Back to the team preparing to address this very question. Their proposal involves putting a bacterium rather than a cat in a state of superposition. Recent technical advances based on superconducting microwave resonators - devices used to detect radiation and for quantum computation - have enabled physicists to observe quantum effects in tiny flexible aluminium membranes (known as micromechanical oscillators) coupled to the circuits.
Tiny membranes count as large objects in the world of quantum physics because, even with a mass of only 50 picograms (50 trillionth of a gram), they contain hundreds of billions of atoms. However, these resonators have to be cooled to within a fraction of absolute zero (-273°C) before any quantum behaviour emerges. Otherwise thermal vibrations mask the effects.
The team plans to put a bacterium on top of such a membrane, which would then be cooled to its lowest state of energy.

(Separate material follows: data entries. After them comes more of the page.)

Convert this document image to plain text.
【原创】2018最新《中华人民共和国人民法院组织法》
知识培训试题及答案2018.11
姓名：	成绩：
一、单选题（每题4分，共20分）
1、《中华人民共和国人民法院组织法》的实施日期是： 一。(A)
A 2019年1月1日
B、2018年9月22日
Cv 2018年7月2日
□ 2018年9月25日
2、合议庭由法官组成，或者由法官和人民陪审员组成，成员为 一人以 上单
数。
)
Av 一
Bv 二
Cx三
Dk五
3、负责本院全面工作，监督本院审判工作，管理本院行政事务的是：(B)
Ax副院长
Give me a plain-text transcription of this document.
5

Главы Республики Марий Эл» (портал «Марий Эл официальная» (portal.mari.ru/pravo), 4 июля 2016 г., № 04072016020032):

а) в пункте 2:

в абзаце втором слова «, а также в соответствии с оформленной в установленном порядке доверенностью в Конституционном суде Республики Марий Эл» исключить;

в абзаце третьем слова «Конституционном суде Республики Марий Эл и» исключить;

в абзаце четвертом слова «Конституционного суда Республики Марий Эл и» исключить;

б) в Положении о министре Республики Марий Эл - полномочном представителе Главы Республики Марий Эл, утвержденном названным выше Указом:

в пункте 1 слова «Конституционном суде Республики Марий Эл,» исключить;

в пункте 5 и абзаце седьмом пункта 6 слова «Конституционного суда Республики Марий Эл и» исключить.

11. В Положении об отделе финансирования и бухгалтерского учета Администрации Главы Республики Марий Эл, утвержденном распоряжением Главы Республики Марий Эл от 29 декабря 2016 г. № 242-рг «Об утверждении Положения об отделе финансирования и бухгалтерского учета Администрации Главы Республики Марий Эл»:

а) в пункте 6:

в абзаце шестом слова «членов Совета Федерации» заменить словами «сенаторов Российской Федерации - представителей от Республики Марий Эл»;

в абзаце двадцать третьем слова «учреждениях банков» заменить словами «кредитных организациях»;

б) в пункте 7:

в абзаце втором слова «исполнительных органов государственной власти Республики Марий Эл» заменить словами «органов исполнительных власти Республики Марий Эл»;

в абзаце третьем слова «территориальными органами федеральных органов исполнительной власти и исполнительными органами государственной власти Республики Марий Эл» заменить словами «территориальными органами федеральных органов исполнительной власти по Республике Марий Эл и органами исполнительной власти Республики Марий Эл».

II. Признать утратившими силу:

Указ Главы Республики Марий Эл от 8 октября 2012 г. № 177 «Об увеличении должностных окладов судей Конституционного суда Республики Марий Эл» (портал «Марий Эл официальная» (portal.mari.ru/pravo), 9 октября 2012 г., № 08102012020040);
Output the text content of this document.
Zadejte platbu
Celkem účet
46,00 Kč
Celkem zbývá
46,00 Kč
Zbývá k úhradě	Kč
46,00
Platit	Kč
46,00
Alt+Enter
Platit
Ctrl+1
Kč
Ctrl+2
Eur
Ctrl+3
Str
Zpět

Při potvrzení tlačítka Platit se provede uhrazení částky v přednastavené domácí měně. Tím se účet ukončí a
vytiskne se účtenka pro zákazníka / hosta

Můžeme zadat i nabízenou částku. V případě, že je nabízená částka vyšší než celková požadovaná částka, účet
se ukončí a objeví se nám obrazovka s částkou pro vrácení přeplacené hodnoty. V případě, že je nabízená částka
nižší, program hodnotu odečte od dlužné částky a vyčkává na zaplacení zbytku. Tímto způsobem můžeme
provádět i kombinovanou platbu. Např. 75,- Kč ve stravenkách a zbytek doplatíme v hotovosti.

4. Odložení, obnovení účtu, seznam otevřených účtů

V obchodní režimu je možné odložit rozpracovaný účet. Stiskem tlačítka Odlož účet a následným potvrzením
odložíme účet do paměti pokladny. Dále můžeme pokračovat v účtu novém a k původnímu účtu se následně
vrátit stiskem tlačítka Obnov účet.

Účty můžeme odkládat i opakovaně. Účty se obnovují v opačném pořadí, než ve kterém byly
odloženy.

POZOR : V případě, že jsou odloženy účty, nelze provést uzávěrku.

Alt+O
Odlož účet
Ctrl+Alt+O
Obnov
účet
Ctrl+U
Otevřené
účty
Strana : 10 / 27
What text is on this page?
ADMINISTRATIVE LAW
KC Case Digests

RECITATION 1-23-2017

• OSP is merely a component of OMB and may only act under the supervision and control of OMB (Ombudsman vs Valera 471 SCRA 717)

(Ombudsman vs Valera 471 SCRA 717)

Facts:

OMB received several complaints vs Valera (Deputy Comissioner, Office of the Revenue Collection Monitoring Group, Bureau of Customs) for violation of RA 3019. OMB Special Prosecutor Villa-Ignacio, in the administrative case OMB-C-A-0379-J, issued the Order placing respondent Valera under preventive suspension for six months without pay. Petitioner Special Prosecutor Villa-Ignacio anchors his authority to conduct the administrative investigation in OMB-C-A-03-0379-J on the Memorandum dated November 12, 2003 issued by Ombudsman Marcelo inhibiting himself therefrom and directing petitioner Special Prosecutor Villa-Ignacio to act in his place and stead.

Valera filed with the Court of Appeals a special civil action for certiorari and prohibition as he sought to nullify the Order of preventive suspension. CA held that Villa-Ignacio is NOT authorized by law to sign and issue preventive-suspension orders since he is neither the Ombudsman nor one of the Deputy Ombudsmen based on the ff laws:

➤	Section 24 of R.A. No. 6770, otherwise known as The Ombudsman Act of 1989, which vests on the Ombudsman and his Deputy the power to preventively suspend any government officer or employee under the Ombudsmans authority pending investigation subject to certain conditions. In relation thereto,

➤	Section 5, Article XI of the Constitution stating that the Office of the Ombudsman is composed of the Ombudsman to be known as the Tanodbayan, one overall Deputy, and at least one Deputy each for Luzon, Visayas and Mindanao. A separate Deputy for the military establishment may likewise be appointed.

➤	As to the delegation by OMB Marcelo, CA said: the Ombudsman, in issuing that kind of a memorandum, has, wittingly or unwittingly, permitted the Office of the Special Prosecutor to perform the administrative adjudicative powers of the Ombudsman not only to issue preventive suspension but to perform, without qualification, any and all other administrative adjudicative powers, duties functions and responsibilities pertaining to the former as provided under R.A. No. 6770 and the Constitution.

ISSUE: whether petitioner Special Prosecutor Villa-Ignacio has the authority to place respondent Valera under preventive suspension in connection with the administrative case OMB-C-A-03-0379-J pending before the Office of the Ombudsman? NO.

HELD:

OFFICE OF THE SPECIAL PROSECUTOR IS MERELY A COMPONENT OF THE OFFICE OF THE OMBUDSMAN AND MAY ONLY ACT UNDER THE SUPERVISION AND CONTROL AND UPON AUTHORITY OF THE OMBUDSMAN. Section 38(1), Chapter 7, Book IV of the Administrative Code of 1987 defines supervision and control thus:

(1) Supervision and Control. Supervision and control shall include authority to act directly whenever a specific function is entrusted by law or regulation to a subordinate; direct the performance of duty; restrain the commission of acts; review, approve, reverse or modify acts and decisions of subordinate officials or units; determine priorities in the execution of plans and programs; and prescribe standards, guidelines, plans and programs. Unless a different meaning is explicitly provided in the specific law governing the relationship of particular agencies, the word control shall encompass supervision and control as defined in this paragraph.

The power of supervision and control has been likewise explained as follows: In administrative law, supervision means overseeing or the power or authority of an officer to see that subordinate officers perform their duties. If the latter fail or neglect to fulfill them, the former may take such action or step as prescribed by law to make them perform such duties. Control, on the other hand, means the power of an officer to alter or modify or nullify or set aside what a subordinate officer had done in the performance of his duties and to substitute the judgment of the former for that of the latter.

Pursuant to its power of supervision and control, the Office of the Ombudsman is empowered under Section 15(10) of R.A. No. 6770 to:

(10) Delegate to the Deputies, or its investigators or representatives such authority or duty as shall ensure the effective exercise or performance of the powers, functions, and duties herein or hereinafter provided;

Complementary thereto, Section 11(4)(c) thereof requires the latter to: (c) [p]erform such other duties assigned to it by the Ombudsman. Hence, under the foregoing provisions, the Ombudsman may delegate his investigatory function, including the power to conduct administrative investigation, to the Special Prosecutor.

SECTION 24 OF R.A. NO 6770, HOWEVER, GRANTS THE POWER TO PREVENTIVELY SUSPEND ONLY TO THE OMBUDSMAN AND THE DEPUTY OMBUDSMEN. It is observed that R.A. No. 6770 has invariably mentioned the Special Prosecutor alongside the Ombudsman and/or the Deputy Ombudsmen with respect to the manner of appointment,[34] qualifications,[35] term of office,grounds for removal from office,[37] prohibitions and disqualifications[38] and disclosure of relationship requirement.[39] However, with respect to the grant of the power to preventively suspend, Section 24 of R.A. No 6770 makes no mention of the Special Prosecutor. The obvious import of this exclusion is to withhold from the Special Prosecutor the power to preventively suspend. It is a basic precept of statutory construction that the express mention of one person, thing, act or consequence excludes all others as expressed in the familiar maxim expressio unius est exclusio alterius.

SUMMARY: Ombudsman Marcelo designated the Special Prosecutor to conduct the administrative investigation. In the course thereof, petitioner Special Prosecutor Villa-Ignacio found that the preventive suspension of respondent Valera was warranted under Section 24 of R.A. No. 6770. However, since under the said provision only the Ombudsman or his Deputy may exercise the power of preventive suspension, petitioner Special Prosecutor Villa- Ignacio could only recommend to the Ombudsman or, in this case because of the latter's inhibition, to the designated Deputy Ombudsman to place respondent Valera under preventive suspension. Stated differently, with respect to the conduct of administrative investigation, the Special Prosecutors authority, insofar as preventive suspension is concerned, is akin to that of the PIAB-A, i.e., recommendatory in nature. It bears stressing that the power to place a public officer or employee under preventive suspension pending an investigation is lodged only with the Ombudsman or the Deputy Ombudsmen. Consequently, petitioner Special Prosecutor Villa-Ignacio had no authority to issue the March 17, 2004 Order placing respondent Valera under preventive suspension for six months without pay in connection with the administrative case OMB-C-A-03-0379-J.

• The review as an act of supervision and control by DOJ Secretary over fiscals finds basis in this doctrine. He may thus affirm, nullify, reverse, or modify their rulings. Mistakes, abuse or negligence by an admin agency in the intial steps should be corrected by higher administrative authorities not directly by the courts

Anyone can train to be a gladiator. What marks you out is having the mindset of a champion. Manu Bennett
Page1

The membrane would then be placed into a superposition of two different states of motion: two different types of oscillations. They aim to show that the effect of the bacterium on the properties of the oscillator would be minimal, with the oscillator effectively behaving as if the bacterium were not there. In this way, the bacterium would effectively be in two states of motion at once. The researchers also plan to entangle the position of the bacterium with the spin of an electron inside it.
The proposed experiment would be impressive - but mainly for showing that quantum mechanics holds true for objects bigger than subatomic particles. But it seems unlikely to answer whether Schrödinger's cat can be alive and dead at the same time because the bacterium would remain in a constant glass-like state of cryopreservation. If this were the cat, it would exist in suspended animation rather than in a superposition of simultaneous life and death.